Es difícil contener las ganas de indagar más cuando nos enteramos de que un actor, una cantante o un director de banco de renombre ha tenido un accidente, se ha casado con no sé quién o acaba de fallecer.
Si tratamos de profundizar en el porqué de ese encanto que suscita en nosotros el cotilleo, no cuesta encontrar ingredientes de admiración. Y a veces, por decirlo sin remilgos, también de envidia. ¿A quién no le gustaría poseer la intuición de Bill Gates, la deportividad de Rafael Nadal, la destreza empresarial de Amancio Ortega?
No creo que esa atracción sea buena o mala por sí misma. Percibir las virtudes y gracias de otros es eso: una simple percepción. Y con frecuencia desearlas no es un acto plenamente consciente, sino impulsivo. Se trata más de una reacción instintiva que de una decisión.
Lo que olvidamos, o tal vez ignoramos porque no le damos suficiente valor, es que todas esas personas –repito, todas- están allí porque se lo han ganado. Unas con más razón que otras, por supuesto, pero al fin y al cabo a ninguna les ha venido dada su posición. Todas ellas han debido mostrar mucha constancia y, a su manera, mucha exigencia.
Ningún deportista de élite llega a la cima sin sacrificios; ningún catedrático lo es sin horas y horas de lecturas previas; ninguna modelo se convierte en la diva de la pasarela sin cientos de horas en el gimnasio y maquillándose; ningún empresario conquista un mercado sin miles de intentos fallidos.
En una palabra, nadie se vuelve conocido, influyente y admirado por su cara bonita.
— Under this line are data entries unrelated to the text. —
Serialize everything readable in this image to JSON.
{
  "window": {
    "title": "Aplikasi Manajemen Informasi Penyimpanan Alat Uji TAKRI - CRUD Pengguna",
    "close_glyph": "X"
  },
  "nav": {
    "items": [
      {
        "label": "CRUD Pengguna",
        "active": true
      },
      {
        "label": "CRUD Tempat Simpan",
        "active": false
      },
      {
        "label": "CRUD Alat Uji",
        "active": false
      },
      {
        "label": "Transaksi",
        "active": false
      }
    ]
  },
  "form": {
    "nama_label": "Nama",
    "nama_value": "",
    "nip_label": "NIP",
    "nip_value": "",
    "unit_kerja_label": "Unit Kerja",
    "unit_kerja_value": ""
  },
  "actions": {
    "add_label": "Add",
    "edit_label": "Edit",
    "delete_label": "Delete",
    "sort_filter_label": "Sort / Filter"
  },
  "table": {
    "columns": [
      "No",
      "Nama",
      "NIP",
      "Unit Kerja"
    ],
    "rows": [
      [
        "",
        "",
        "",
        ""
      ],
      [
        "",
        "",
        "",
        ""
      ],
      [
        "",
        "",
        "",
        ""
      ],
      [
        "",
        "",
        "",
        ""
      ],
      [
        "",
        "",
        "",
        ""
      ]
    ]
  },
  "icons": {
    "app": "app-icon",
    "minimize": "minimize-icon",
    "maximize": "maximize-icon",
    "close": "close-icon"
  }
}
Detrás hay mucho, mucho esfuerzo, parecido al que se le exige más adelante para permanecer en esa situación.
Cuando nos decimos cristianos, es importante recordar que forma parte de nuestra misión seguir evangelizando los cinco continentes. “Id y conquistad el mundo entero”, ordenó Jesús a sus apóstoles, y por tanto a todos los fieles que desde entonces le seguimos. Aquél no era un imperativo cruel al que debíamos obedecer ciegamente, así porque sí; era, más bien, una petición lógica, porque, ¿a quién no le gusta conocer la verdad y comentársela a aquellos que están equivocados o que nunca han tenido oportunidad de escucharla?
La virtud, definida, entre otras acepciones, como “hábito operativo bueno”, lleva su tiempo y no se adquiere sin ilusión y sin ganas de cambiar el mundo.
¿Cómo influir en las personas? ¿Cómo lograr que reparen en nosotros y en lo que podamos decirles? Desempeñando nuestro trabajo del mejor modo posible. Con ambición. El Diccionario de la Real Academia Española entiende la magnanimidad como “grandeza y elevación de ánimo”. Eso es lo que necesitamos, eso lo que, apoyados en la fe y en la oración, hemos de buscar.